En 1947, le Professeur A. Casagrande écrivait (1) que les deux chapitres les plus controversés de l'étude géotechnique des sols étaient :

  • la classification des sols - Chapitre le plus confus ;
  • la résistance au cisaillement des sols – Chapitre le plus difficile.

Nous nous garderons de prendre position sur le point 2, mais croyons pouvoir dire que le «Chapitre » de la classification des sols reste encore controversé et le restera probablement toujours.

Toutefois, plutôt que de voir chaque ingénieur appeler les sols à «sa manière» et utiliser un système de classification plus ou moins personnel, il apparaît indispensable que nous adoptions un système de classification unique — même imparfait — qui devra être appliqué «servilement et intelligemment».
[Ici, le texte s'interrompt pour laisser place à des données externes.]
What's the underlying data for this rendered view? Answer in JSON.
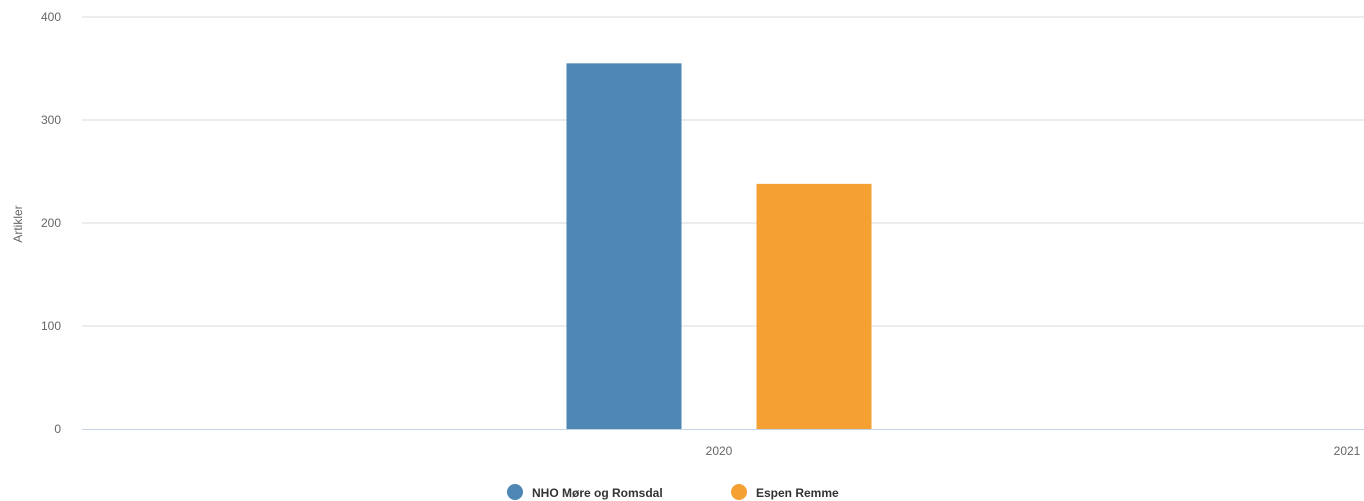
{
  "chart_data": {
    "type": "bar",
    "x": [
      "2020",
      "2021"
    ],
    "categories": [
      "2020"
    ],
    "ylabel": "Artikler",
    "ylim": [
      0,
      400
    ],
    "yticks": [
      0,
      100,
      200,
      300,
      400
    ],
    "grid": true,
    "legend_position": "bottom-center",
    "series": [
      {
        "name": "NHO Møre og Romsdal",
        "values": [
          355
        ],
        "color": "#4e86b4"
      },
      {
        "name": "Espen Remme",
        "values": [
          238
        ],
        "color": "#f5a033"
      }
    ]
  }
}
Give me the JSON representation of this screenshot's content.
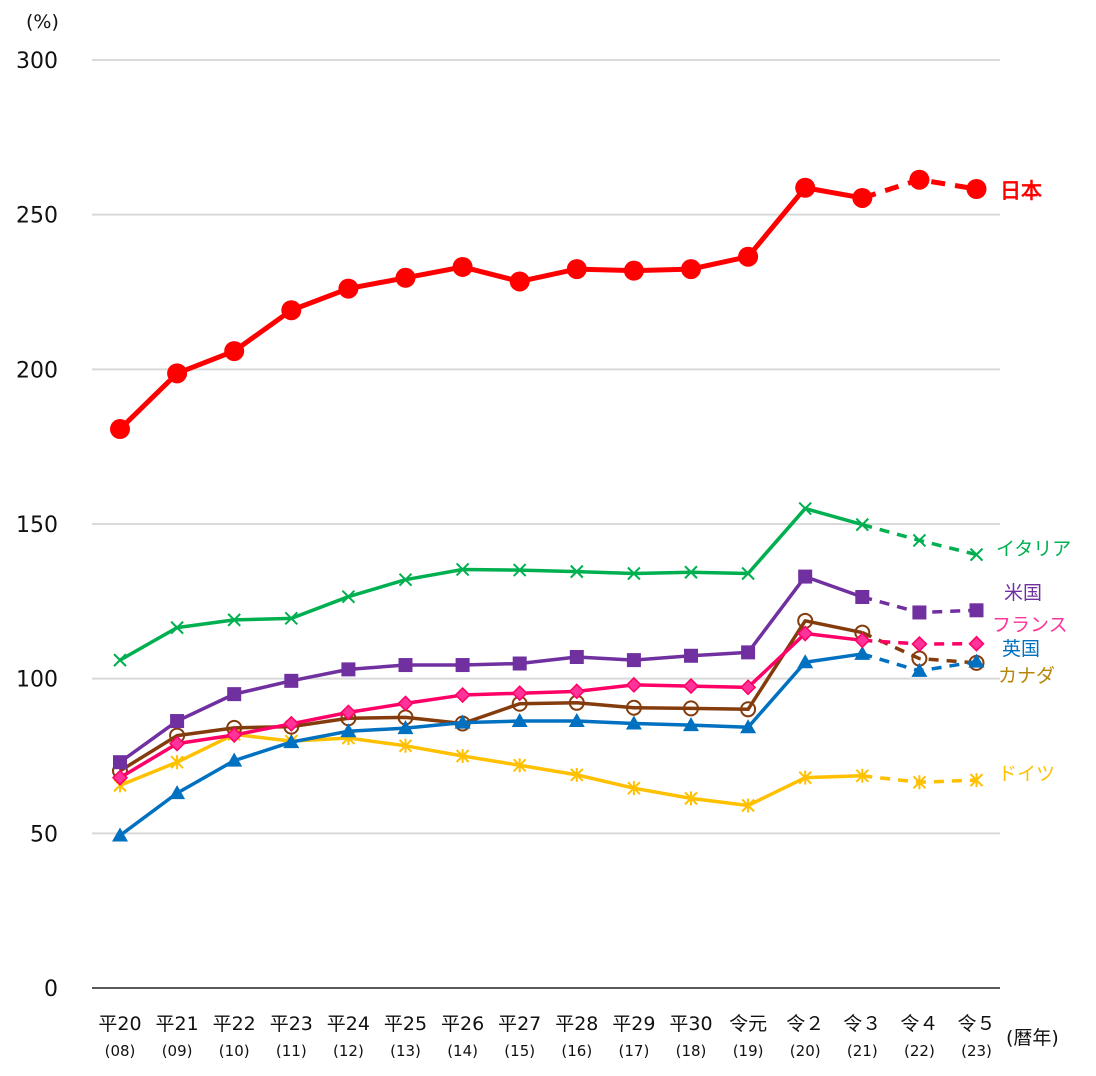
{
  "chart_data": {
    "type": "line",
    "title": "",
    "ylabel": "(%)",
    "xlabel": "(暦年)",
    "ylim": [
      0,
      300
    ],
    "yticks": [
      0,
      50,
      100,
      150,
      200,
      250,
      300
    ],
    "ytick_labels": [
      "0",
      "50",
      "100",
      "150",
      "200",
      "250",
      "300"
    ],
    "grid": true,
    "legend": "inline-right",
    "categories": [
      "平20",
      "平21",
      "平22",
      "平23",
      "平24",
      "平25",
      "平26",
      "平27",
      "平28",
      "平29",
      "平30",
      "令元",
      "令２",
      "令３",
      "令４",
      "令５"
    ],
    "categories_sub": [
      "(08)",
      "(09)",
      "(10)",
      "(11)",
      "(12)",
      "(13)",
      "(14)",
      "(15)",
      "(16)",
      "(17)",
      "(18)",
      "(19)",
      "(20)",
      "(21)",
      "(22)",
      "(23)"
    ],
    "dashed_from_index": 13,
    "series": [
      {
        "name": "日本",
        "color": "#ff0000",
        "marker": "circle",
        "emphasis": true,
        "values": [
          180.7,
          198.7,
          205.9,
          219.1,
          226.1,
          229.6,
          233.1,
          228.4,
          232.4,
          231.9,
          232.4,
          236.4,
          258.7,
          255.4,
          261.3,
          258.3
        ]
      },
      {
        "name": "イタリア",
        "color": "#00b050",
        "marker": "x",
        "values": [
          106.0,
          116.5,
          119.0,
          119.5,
          126.5,
          132.0,
          135.3,
          135.1,
          134.6,
          134.0,
          134.4,
          134.0,
          155.0,
          149.8,
          144.7,
          140.1
        ]
      },
      {
        "name": "米国",
        "color": "#7030a0",
        "marker": "square",
        "values": [
          73.0,
          86.3,
          95.0,
          99.3,
          103.0,
          104.4,
          104.4,
          104.9,
          107.0,
          106.0,
          107.4,
          108.5,
          133.0,
          126.4,
          121.4,
          122.1
        ]
      },
      {
        "name": "フランス",
        "color": "#ff0066",
        "marker": "diamond",
        "values": [
          68.0,
          79.0,
          81.8,
          85.4,
          89.1,
          92.0,
          94.7,
          95.3,
          95.9,
          98.0,
          97.6,
          97.2,
          114.6,
          112.4,
          111.2,
          111.3
        ]
      },
      {
        "name": "英国",
        "color": "#0070c0",
        "marker": "triangle",
        "values": [
          49.3,
          63.0,
          73.5,
          79.5,
          83.0,
          84.0,
          85.8,
          86.3,
          86.3,
          85.5,
          85.0,
          84.3,
          105.3,
          108.0,
          102.5,
          105.5
        ]
      },
      {
        "name": "カナダ",
        "color": "#843c0c",
        "marker": "open-circle",
        "values": [
          70.2,
          81.6,
          84.1,
          84.5,
          87.2,
          87.5,
          85.5,
          91.9,
          92.2,
          90.6,
          90.4,
          90.1,
          118.7,
          114.9,
          106.5,
          105.1
        ]
      },
      {
        "name": "ドイツ",
        "color": "#ffc000",
        "marker": "asterisk",
        "values": [
          65.5,
          73.0,
          82.0,
          79.8,
          80.8,
          78.3,
          75.0,
          72.0,
          68.9,
          64.6,
          61.3,
          59.0,
          68.0,
          68.6,
          66.5,
          67.2
        ]
      }
    ],
    "series_label_colors": {
      "日本": "#ff0000",
      "イタリア": "#00b050",
      "米国": "#7030a0",
      "フランス": "#ff3399",
      "英国": "#0070c0",
      "カナダ": "#b8860b",
      "ドイツ": "#ffc000"
    }
  }
}
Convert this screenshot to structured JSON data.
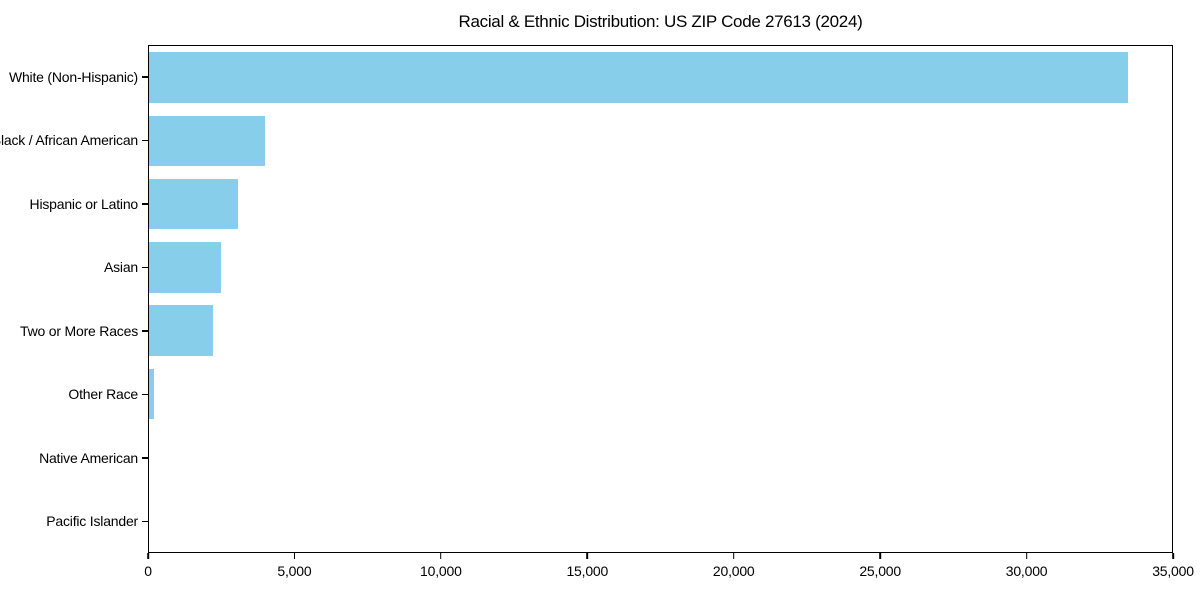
{
  "colors": {
    "bar": "#87CEEB",
    "axis": "#000000",
    "background": "#FFFFFF",
    "text": "#000000"
  },
  "chart_data": {
    "type": "bar",
    "orientation": "horizontal",
    "title": "Racial & Ethnic Distribution: US ZIP Code 27613 (2024)",
    "xlabel": "",
    "ylabel": "",
    "categories": [
      "White (Non-Hispanic)",
      "Black / African American",
      "Hispanic or Latino",
      "Asian",
      "Two or More Races",
      "Other Race",
      "Native American",
      "Pacific Islander"
    ],
    "values": [
      33500,
      3960,
      3040,
      2450,
      2180,
      170,
      0,
      0
    ],
    "xlim": [
      0,
      35000
    ],
    "x_ticks": [
      0,
      5000,
      10000,
      15000,
      20000,
      25000,
      30000,
      35000
    ],
    "x_tick_labels": [
      "0",
      "5,000",
      "10,000",
      "15,000",
      "20,000",
      "25,000",
      "30,000",
      "35,000"
    ],
    "bar_color": "#87CEEB",
    "grid": false,
    "legend_position": "none"
  }
}
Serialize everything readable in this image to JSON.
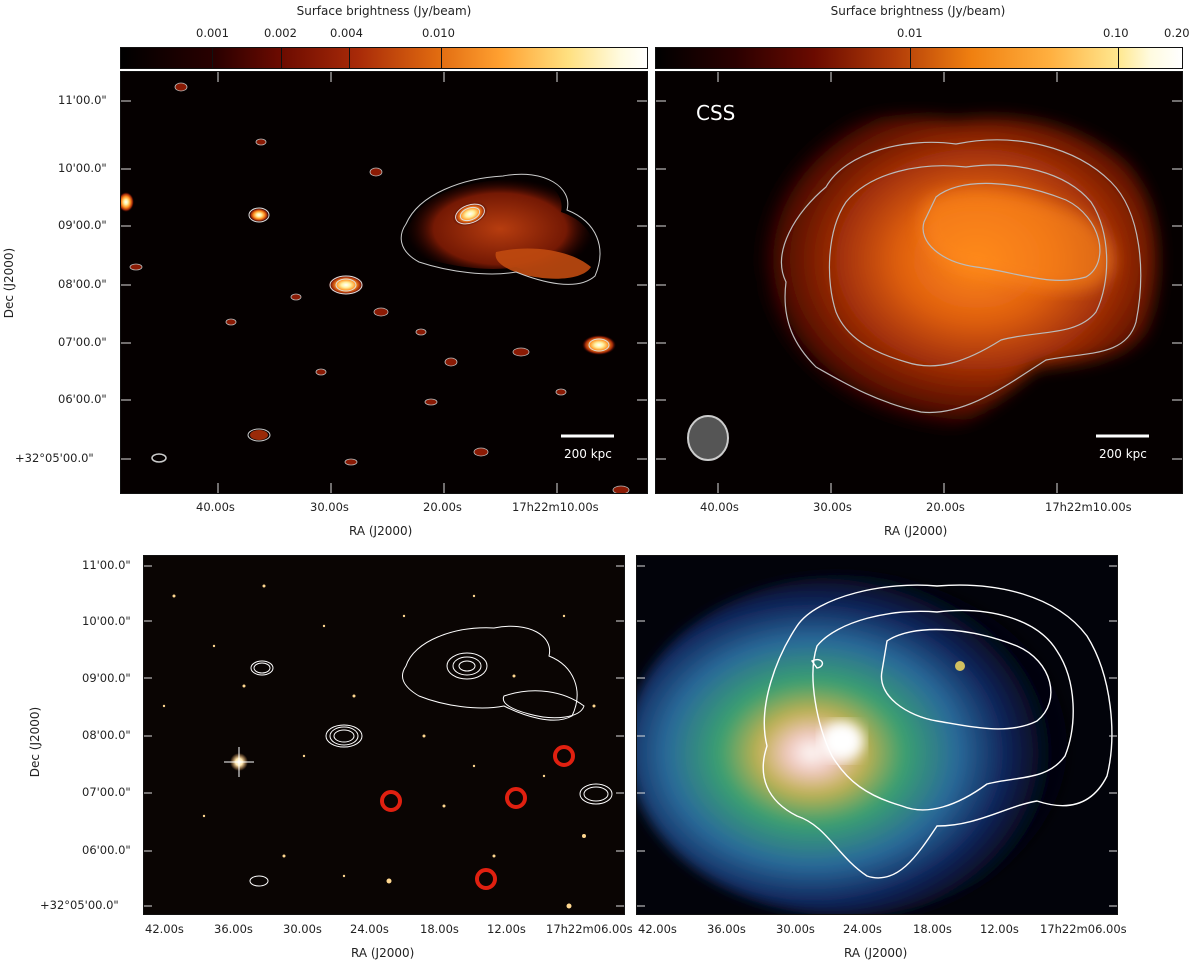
{
  "colorbars": [
    {
      "label": "Surface brightness (Jy/beam)",
      "ticks": [
        "0.001",
        "0.002",
        "0.004",
        "0.010"
      ]
    },
    {
      "label": "Surface brightness (Jy/beam)",
      "ticks": [
        "0.01",
        "0.10",
        "0.20"
      ]
    }
  ],
  "top_panels": {
    "dec_ticks": [
      "11'00.0\"",
      "10'00.0\"",
      "09'00.0\"",
      "08'00.0\"",
      "07'00.0\"",
      "06'00.0\"",
      "+32°05'00.0\""
    ],
    "ra_ticks": [
      "40.00s",
      "30.00s",
      "20.00s",
      "17h22m10.00s"
    ],
    "ra_label": "RA (J2000)",
    "dec_label": "Dec (J2000)",
    "scalebar_label": "200 kpc",
    "right_panel_tag": "CSS"
  },
  "bottom_panels": {
    "dec_ticks": [
      "11'00.0\"",
      "10'00.0\"",
      "09'00.0\"",
      "08'00.0\"",
      "07'00.0\"",
      "06'00.0\"",
      "+32°05'00.0\""
    ],
    "ra_ticks": [
      "42.00s",
      "36.00s",
      "30.00s",
      "24.00s",
      "18.00s",
      "12.00s",
      "17h22m06.00s"
    ],
    "ra_label": "RA (J2000)",
    "dec_label": "Dec (J2000)"
  },
  "colors": {
    "radio_dark": "#000000",
    "radio_mid": "#b02a0a",
    "radio_bright": "#ff8c1a",
    "radio_white": "#fffbe0",
    "xray_blue": "#1a3a8c",
    "xray_green": "#3aa070",
    "contour": "#cccccc",
    "marker": "#e02010"
  }
}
Le système de classification dont je vais parler semble être le plus complet et le mieux adapté à nos problèmes. Evidemment, il est déjà et sera encore critiqué par certains utilisateurs (ou plutôt par ceux qui ne veulent pas faire « l'effort» de l'utiliser) qui trouvent qu'il s'applique mal ou même pas du tout à « leurs » sols locaux. Nous pensons qu'il faut dire aujourd'hui à ces derniers qu'il sera certainement possible — à l'aide de quelques retouches et modifications à faire après un certain temps d'utilisation — de mieux adapter le système de classification à certains cas particuliers.

QU'EST-CE QU'UNE CLASSIFICATION GEOTECHNIQUE DES SOLS ? QUELLE EST SON UTILITE ?

Une classification géotechnique des sols a pour but de ranger les sols par catégories présentant les mêmes caractéristiques géotechniques ou du moins des caractéristiques géotechniques voisines.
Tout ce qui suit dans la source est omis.